Tafsir An-Najah(QS. 2: 272-274)Bab ke-125 Yang Berhak mendapat sedekah
Yang Berhak Mendapatkan Sedekah
لَيْسَ عَلَيْكَ هُدٰىهُمْ وَلٰكِنَّ اللّٰهَ يَهْدِيْ مَنْ يَّشَاۤءُ ۗوَمَا تُنْفِقُوْا مِنْ خَيْرٍ فَلِاَنْفُسِكُمْ ۗوَمَا تُنْفِقُوْنَ اِلَّا ابْتِغَاۤءَ وَجْهِ اللّٰهِ ۗوَمَا تُنْفِقُوْا مِنْ خَيْرٍ يُّوَفَّ اِلَيْكُمْ وَاَنْتُمْ لَا تُظْلَمُوْنَ ٢٧٢
“Bukanlah kewajibanmu (Nabi Muhammad) menjadikan mereka mendapat petunjuk, tetapi Allahlah yang memberi petunjuk kepada siapa yang Dia kehendaki (berdasarkan kesiapannya untuk menerima petunjuk).

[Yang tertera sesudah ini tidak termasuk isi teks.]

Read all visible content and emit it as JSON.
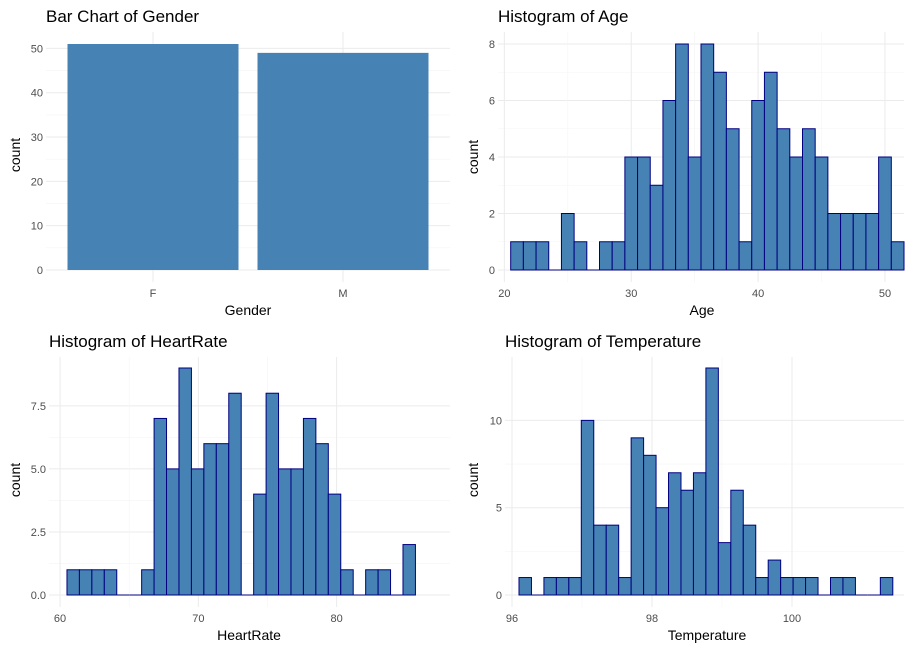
{
  "colors": {
    "bar_fill": "#4682B4",
    "bar_outline": "#000080",
    "grid": "#EBEBEB",
    "tick_text": "#4D4D4D"
  },
  "chart_data": [
    {
      "type": "bar",
      "title": "Bar Chart of Gender",
      "xlabel": "Gender",
      "ylabel": "count",
      "categories": [
        "F",
        "M"
      ],
      "values": [
        51,
        49
      ],
      "ylim": [
        0,
        51
      ],
      "yticks": [
        0,
        10,
        20,
        30,
        40,
        50
      ],
      "grid": true
    },
    {
      "type": "bar",
      "title": "Histogram of Age",
      "xlabel": "Age",
      "ylabel": "count",
      "bin_start": 20.5,
      "bin_width": 1,
      "values": [
        1,
        1,
        1,
        0,
        2,
        1,
        0,
        1,
        1,
        4,
        4,
        3,
        6,
        8,
        4,
        8,
        7,
        5,
        1,
        6,
        7,
        5,
        4,
        5,
        4,
        2,
        2,
        2,
        2,
        4,
        1
      ],
      "xlim": [
        19.5,
        51.5
      ],
      "ylim": [
        0,
        8
      ],
      "xticks": [
        20,
        30,
        40,
        50
      ],
      "yticks": [
        0,
        2,
        4,
        6,
        8
      ],
      "grid": true
    },
    {
      "type": "bar",
      "title": "Histogram of HeartRate",
      "xlabel": "HeartRate",
      "ylabel": "count",
      "bin_start": 60.5,
      "bin_width": 0.9,
      "values": [
        1,
        1,
        1,
        1,
        0,
        0,
        1,
        7,
        5,
        9,
        5,
        6,
        6,
        8,
        0,
        4,
        8,
        5,
        5,
        7,
        6,
        4,
        1,
        0,
        1,
        1,
        0,
        2
      ],
      "xlim": [
        59.2,
        88.2
      ],
      "ylim": [
        0,
        9
      ],
      "xticks": [
        60,
        70,
        80
      ],
      "yticks": [
        0,
        2.5,
        5,
        7.5
      ],
      "ytick_labels": [
        "0.0",
        "2.5",
        "5.0",
        "7.5"
      ],
      "grid": true
    },
    {
      "type": "bar",
      "title": "Histogram of Temperature",
      "xlabel": "Temperature",
      "ylabel": "count",
      "bin_start": 96.1,
      "bin_width": 0.178,
      "values": [
        1,
        0,
        1,
        1,
        1,
        10,
        4,
        4,
        1,
        9,
        8,
        5,
        7,
        6,
        7,
        13,
        3,
        6,
        4,
        1,
        2,
        1,
        1,
        1,
        0,
        1,
        1,
        0,
        0,
        1
      ],
      "xlim": [
        95.9,
        101.6
      ],
      "ylim": [
        0,
        13
      ],
      "xticks": [
        96,
        98,
        100
      ],
      "yticks": [
        0,
        5,
        10
      ],
      "grid": true
    }
  ]
}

Kebaikan apa pun yang kamu infakkan, (manfaatnya) untuk dirimu (sendiri). Kamu (orang-orang mukmin) tidak berinfak, kecuali karena mencari rida Allah. Kebaikan apa pun yang kamu infakkan, niscaya kamu akan diberi (pahala) secara penuh dan kamu tidak akan dizalimi.” (QS. Al-Baqarah [2]: 272)
Pertama : orang kafir menerima sedekah.
1) Said bin Jabir meriwayatkan dengan sanad mursul dari Rasulullah Shallallahu Alaihi wa Sallam tentang sebab turunnya ayat ini. Bahwa kaum muslimin memberi sedekah kepada orang orang fakir dari kelompok kafir dzimmi. Lalu ketika jumlah orang orang fakir dari kaum muslimin banyak, maka beliau bersabda, “ janganlah kalian bersedekah kecuali pada orang Islam.” Lalu turunlah ayat ini yang mengandung izin bersedekah kepada non muslim.

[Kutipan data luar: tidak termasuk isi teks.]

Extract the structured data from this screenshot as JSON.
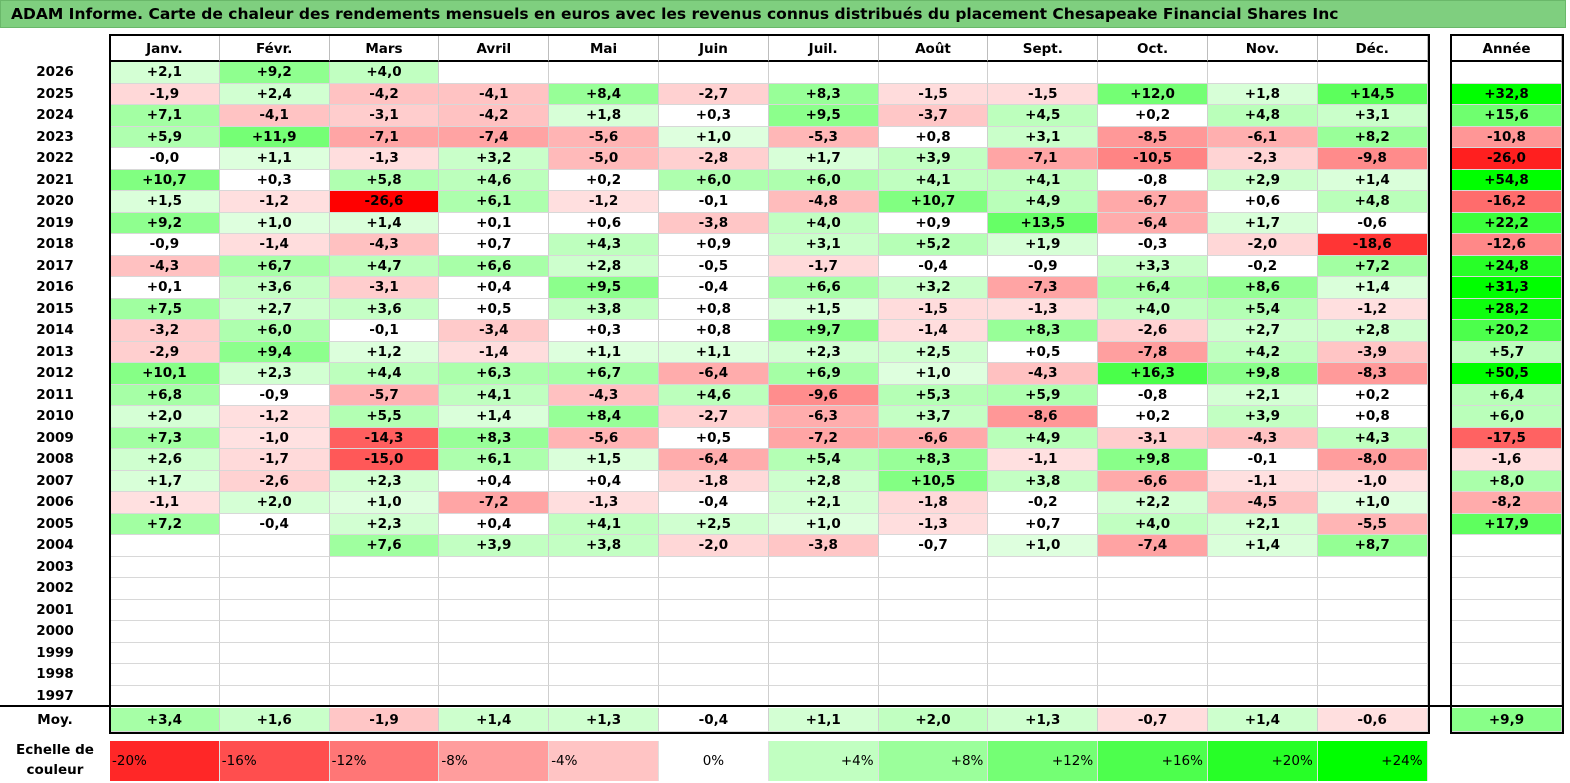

2) Ath-Thabari menceritakan bahwa maksud atau tujuan Rasulullah Shallallahu ‘Alaihi wa Sallam melarang bersedekah kecuali kepada orang Islam adalah agar mereka mau masuk Islam lalu Allah menurunkan ayat ini.
3) Sedekah yang dibolehkan untuk dibagikan kepada orang orang kafir sebagaimana yang yang disebutkan diatas adalah sedekah tathawu ( sedekah yang tidak wajib ). Karena sedekah wajib atau zakat tidak boleh diberikan kepada orang kafir.
Berkata Ibnu al-Mundzir, “ Telah sepakat ulama yang saya tahu bahwa kafir dzimmi tidak diberikan kepadanya zakat mal.”
Kedua : Sedekah karena Allah.
1) Firman-Nya,
وَمَا تُنْفِقُوْا مِنْ خَيْرٍ فَلِاَنْفُسِكُمْ
“Apa pun harta yang kamu infakkan, maka (kebaikannya) untuk dirimu sendiri.”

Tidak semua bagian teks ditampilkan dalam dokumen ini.